The USSR concluded a non-aggression pact with Nazi Germany (Molotov-Ribbentrop Pact 1939)
In international relations of the 1930s, when the German NSDAP in 1933
year implemented an aggressive program to expand “living space” to the Urals, the USSR sought to create a system of collective security through the Eastern Pact and treaties with France and Czechoslovakia. However, Great Britain and France adhered to the principles of a peaceful settlement, tacitly approving the Anschluss of Austria, the occupation of the Rhineland and the partition of Czechoslovakia as part of the Munich Agreement. The Soviet Union found itself surrounded by unfriendly neighbors (Poland, the Baltics, Finland, Romania), guaranteed to be ready to let the Wehrmacht through, and in the east the threat from militarized Japan, which was moving closer to Germany, was growing.

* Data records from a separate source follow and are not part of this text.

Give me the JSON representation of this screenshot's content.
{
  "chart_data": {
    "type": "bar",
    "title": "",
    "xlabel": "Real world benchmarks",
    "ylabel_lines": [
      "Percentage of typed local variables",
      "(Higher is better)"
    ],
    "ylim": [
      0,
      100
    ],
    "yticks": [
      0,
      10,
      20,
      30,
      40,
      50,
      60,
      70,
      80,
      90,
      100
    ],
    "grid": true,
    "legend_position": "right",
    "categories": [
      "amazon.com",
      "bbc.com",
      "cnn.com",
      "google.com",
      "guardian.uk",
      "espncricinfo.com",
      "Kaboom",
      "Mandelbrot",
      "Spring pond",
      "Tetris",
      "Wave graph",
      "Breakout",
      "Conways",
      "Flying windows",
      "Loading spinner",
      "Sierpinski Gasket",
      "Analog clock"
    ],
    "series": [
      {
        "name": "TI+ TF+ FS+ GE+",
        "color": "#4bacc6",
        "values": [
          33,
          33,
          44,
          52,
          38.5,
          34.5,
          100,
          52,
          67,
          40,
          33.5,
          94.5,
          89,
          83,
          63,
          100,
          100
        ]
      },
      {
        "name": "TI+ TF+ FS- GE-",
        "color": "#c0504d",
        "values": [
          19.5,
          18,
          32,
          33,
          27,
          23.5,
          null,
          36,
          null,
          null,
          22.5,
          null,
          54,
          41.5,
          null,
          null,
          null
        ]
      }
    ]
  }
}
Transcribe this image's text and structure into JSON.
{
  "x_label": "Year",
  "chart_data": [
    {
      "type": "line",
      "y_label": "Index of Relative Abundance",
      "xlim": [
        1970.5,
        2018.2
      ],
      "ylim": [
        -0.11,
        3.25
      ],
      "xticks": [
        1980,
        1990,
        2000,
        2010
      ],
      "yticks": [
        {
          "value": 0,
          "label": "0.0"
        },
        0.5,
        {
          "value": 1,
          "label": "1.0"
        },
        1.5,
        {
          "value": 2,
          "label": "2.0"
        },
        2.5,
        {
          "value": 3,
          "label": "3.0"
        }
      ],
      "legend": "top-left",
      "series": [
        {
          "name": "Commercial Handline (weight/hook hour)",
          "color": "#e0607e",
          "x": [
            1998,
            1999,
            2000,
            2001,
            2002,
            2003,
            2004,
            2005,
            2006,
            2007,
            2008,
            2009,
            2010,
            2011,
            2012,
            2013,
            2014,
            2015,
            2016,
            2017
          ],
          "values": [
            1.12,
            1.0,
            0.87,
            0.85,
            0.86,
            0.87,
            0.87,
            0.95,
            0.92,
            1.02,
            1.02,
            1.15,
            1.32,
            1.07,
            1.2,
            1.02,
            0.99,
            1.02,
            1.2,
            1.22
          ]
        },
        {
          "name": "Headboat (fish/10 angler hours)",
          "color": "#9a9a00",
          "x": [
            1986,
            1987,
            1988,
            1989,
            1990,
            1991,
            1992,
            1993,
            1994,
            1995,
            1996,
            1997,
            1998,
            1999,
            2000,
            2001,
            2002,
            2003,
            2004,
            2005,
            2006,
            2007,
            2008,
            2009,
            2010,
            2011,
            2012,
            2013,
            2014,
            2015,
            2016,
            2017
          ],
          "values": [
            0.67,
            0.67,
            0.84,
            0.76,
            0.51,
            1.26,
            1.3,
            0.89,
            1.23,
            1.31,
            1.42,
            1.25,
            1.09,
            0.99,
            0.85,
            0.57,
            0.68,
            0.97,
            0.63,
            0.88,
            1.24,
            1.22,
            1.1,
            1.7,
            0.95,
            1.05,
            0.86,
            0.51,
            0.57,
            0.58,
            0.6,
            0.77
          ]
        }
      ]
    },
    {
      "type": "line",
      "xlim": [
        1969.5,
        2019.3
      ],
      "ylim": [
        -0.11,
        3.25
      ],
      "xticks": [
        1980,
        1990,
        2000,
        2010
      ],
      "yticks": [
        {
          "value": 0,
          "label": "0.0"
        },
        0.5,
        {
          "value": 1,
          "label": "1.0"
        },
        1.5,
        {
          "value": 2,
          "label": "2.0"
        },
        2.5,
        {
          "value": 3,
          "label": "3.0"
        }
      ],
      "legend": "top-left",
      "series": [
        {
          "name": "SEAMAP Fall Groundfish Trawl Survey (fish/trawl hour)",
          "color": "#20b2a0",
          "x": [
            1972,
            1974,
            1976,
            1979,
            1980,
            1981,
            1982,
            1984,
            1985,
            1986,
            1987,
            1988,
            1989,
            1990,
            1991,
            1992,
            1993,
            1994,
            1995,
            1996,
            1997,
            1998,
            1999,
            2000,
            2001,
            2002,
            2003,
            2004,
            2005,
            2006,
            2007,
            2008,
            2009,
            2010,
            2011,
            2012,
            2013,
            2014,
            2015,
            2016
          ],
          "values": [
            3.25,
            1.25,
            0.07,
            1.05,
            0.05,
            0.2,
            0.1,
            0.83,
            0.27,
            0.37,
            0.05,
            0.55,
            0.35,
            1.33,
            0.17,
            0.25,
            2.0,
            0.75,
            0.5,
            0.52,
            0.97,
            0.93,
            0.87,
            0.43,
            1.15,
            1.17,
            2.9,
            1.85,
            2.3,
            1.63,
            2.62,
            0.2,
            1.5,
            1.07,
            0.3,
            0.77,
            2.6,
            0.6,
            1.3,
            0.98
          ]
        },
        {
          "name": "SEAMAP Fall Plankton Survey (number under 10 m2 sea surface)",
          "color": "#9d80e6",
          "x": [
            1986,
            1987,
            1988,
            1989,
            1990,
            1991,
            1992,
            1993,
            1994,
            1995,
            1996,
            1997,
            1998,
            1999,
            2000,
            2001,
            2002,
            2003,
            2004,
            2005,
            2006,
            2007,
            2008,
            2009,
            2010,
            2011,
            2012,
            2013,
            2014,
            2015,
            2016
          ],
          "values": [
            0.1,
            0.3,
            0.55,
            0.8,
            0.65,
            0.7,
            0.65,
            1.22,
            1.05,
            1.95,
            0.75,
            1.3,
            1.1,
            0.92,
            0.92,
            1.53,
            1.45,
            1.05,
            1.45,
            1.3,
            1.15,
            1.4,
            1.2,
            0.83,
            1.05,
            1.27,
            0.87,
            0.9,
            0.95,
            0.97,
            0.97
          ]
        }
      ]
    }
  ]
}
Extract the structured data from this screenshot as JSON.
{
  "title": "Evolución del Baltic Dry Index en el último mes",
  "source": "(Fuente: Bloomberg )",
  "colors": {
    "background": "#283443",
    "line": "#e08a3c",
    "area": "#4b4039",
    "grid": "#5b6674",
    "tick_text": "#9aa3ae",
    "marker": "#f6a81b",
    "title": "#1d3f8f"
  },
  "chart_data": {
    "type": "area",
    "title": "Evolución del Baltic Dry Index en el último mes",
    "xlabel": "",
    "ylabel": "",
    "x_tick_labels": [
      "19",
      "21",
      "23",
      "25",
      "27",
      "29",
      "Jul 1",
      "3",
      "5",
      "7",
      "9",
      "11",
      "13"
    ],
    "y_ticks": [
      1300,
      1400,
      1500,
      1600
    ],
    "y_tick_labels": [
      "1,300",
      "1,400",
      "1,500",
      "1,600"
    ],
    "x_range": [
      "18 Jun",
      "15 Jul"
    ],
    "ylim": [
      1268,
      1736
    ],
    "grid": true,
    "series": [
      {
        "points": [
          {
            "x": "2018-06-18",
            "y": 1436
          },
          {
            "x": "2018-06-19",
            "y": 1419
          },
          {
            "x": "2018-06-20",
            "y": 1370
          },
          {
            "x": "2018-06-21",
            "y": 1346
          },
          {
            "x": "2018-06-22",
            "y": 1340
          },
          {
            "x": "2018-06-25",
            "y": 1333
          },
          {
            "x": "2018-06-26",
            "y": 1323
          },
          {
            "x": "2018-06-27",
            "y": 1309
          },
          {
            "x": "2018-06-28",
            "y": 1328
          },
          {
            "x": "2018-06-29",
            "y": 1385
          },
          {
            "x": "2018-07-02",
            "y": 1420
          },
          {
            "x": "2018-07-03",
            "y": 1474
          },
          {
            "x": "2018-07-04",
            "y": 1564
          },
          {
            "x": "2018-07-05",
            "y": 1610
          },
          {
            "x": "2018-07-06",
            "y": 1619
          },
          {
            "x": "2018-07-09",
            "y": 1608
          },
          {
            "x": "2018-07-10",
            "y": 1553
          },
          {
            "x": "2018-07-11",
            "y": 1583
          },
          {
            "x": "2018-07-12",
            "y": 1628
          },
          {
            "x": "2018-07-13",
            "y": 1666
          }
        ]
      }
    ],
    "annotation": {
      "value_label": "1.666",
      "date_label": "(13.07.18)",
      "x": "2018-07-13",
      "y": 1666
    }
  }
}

Negotiations between Moscow and London and Paris on security guarantees failed due to the artificial delay of the process by Western supporters, who simultaneously discussed their interests with Berlin. As a result, the Soviet leadership made the unpleasant but pragmatic decision to conclude a non-aggression pact with Germany, which delayed the invasion and complicated relations between Germany and Japan. The socialist state had to take a step with the fascist regime, since capitalist democracies were not interested in equal dialogue, thereby confirming that fascism is only capitalism without a democratic mask.